4. Wall likely to be fibre sheet - maybe asbestos unlikely to be masonite, but you never know. Holes are important for underfloor ventilation especially in older building low to the ground as this one is. Again some pics would be good. Might be that you can fill the holes and put  some new in up higher, but you might have to from up some little barriers so that the new path etc does not block the holes.

----------


## jusrus

Hi Bloss, 
Thanks for the reply. 
I spent the day ripping up the deck - pretty sore now!  I haven't taken the joists out yet (they're rotted, so shouldn't be too much of a drama).  Looks like the spa is going to be a pain though!  Seems as though its concreted in - would this be right? 
Anyway.  Here are a few photos  :Redface:   http://s666.photobucket.com/albums/v...eck%20removal/ 
I should have taken a better one of the back of the house/start of the deck.  Will do tomorrow. 
In photo 1, you can see the whole yard (yep, its small).  The plan is to pave on a slope towards the far right corner.  There is a door there, that runs out to a laneway, where water can do what it wants - there is a City Water drain just outside, so the majority would flow there.  In photo 4 you can see the view towards the house underneath.  That floor joist is just the wrong side of the back door. 
While the decking joists aren't connected to the flooring joist for the house, they do seem to go underneath the backdoor.  Hmm.  Could be a pain. 
Re earlier points. 
1. Should be fine as they are seperate structures? 
2. We are going to have to do something to keep the soil/rock/sand in place.  All edges apart from the back wall are purely holes! 
3.  Again, think we'll be fine running to the back corner, thru the door to the City Water drain? 
4.  Fibre sheet seems more likely.  It was installed in 95, so I doubt it would be asbestos????  Scary.  But surely VERY unlikely? 
So now the next task (tomorrow) is to attack the spa.  Might just break it up I think.  Not sure if there's a better way if it is concreted in? 
And some more questions! 
5.  The spa electricals and plumbing seems very simple.  Should we get a plumber/sparky in to get them disconnected/removed, or do it ourselves? 
6.  Ideally we'd like to keep the tap in the back right corner (by the door).  These pipes were running under the deck.  Can we simply bury them and pave over the top?  Will we have issues when we compact the soil/sand? 
7.  Any tips/guides or suggestions for the retaining walls (is that the right term) to put our paving foundation in? 
Whew.  Think that's all for now.  Don't know how people do this for a living - I'm buggered! 
Thanks...Justin.

----------


## Bloss

> Hi Bloss, 
> Thanks for the reply. 
> I spent the day ripping up the deck - pretty sore now!  I haven't taken the joists out yet (they're rotted, so shouldn't be too much of a drama).  Looks like the spa is going to be a pain though!  Seems as though its concreted in - would this be right?
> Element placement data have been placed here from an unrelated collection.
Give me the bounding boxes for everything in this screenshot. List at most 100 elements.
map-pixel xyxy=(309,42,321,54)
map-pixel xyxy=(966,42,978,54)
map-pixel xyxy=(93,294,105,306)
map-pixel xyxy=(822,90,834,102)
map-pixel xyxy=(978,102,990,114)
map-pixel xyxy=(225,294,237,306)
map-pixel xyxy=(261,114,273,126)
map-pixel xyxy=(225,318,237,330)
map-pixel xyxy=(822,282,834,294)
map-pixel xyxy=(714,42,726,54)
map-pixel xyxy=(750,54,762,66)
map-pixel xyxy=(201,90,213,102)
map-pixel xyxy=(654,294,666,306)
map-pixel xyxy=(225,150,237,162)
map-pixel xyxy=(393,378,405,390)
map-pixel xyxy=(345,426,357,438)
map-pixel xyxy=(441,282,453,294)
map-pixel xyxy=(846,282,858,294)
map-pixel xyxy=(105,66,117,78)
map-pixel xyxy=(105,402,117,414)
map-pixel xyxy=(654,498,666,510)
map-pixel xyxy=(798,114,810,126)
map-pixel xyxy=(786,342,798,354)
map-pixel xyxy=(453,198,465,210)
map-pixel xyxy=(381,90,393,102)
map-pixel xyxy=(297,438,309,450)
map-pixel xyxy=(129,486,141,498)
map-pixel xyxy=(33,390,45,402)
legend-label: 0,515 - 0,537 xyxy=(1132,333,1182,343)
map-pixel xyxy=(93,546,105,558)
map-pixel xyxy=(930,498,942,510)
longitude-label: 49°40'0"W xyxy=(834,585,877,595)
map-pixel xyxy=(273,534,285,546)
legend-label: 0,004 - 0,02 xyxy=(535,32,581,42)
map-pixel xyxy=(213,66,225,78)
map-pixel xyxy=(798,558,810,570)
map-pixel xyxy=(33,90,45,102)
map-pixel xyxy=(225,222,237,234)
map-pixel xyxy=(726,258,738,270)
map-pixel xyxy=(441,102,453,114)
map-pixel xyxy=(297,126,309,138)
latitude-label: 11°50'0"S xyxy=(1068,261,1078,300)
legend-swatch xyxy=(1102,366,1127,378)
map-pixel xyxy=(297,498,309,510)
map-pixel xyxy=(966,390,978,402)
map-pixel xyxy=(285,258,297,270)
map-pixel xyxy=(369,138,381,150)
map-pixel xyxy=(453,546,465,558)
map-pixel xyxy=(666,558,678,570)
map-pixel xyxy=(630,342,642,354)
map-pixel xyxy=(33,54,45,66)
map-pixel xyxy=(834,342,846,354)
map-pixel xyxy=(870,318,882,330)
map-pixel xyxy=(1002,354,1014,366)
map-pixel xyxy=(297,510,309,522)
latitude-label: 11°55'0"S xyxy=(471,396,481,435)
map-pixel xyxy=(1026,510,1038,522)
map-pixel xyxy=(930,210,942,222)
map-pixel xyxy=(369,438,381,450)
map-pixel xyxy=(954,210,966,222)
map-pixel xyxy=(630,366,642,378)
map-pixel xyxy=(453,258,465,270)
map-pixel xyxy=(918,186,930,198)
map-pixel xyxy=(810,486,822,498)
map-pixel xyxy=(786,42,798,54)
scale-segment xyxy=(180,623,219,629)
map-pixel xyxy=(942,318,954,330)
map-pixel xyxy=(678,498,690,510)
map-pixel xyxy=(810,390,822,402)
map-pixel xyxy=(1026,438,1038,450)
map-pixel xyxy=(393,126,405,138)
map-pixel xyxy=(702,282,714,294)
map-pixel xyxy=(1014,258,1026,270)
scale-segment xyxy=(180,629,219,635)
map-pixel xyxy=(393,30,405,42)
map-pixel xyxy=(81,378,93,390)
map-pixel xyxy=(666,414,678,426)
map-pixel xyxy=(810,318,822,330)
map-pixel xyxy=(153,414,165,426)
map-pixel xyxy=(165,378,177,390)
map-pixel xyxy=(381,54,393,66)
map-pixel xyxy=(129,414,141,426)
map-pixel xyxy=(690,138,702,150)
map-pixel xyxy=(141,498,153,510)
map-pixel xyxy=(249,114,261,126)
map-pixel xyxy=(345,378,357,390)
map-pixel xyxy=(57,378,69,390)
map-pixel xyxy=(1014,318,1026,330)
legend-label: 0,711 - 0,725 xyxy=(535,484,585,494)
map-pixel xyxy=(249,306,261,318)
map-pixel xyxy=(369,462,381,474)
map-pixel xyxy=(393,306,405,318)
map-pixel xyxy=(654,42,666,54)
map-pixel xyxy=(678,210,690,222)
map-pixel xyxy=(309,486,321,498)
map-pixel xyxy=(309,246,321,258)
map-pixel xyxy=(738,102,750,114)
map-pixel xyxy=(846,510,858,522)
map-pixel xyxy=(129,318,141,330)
Probably has a bed of concrete under it, but usuall mortar and not too hard to lift.
> Anyway.  Here are a few photos   http://s666.photobucket.com/albums/v...eck%20removal/ 
> I should have taken a better one of the back of the house/start of the deck.  Will do tomorrow. 
> In photo 1, you can see the whole yard (yep, its small).  The plan is to pave on a slope towards the far right corner.  There is a door there, that runs out to a laneway, where water can do what it wants - there is a City Water drain just outside, so the majority would flow there.  In photo 4 you can see the view towards the house underneath.  That floor joist is just the wrong side of the back door. 
> While the decking joists aren't connected to the flooring joist for the house, they do seem to go underneath the backdoor.  Hmm.  Could be a pain. Joists were probably been run under the older part to pick up an existing bearer. You could just cut them flush to the outer wall and then cover them with whatever sheeting or cover you intend using.
> Re earlier points. 
> 1. Should be fine as they are separate structures? Yep.
> ...

  Hope that helps.  :2thumbsup:

----------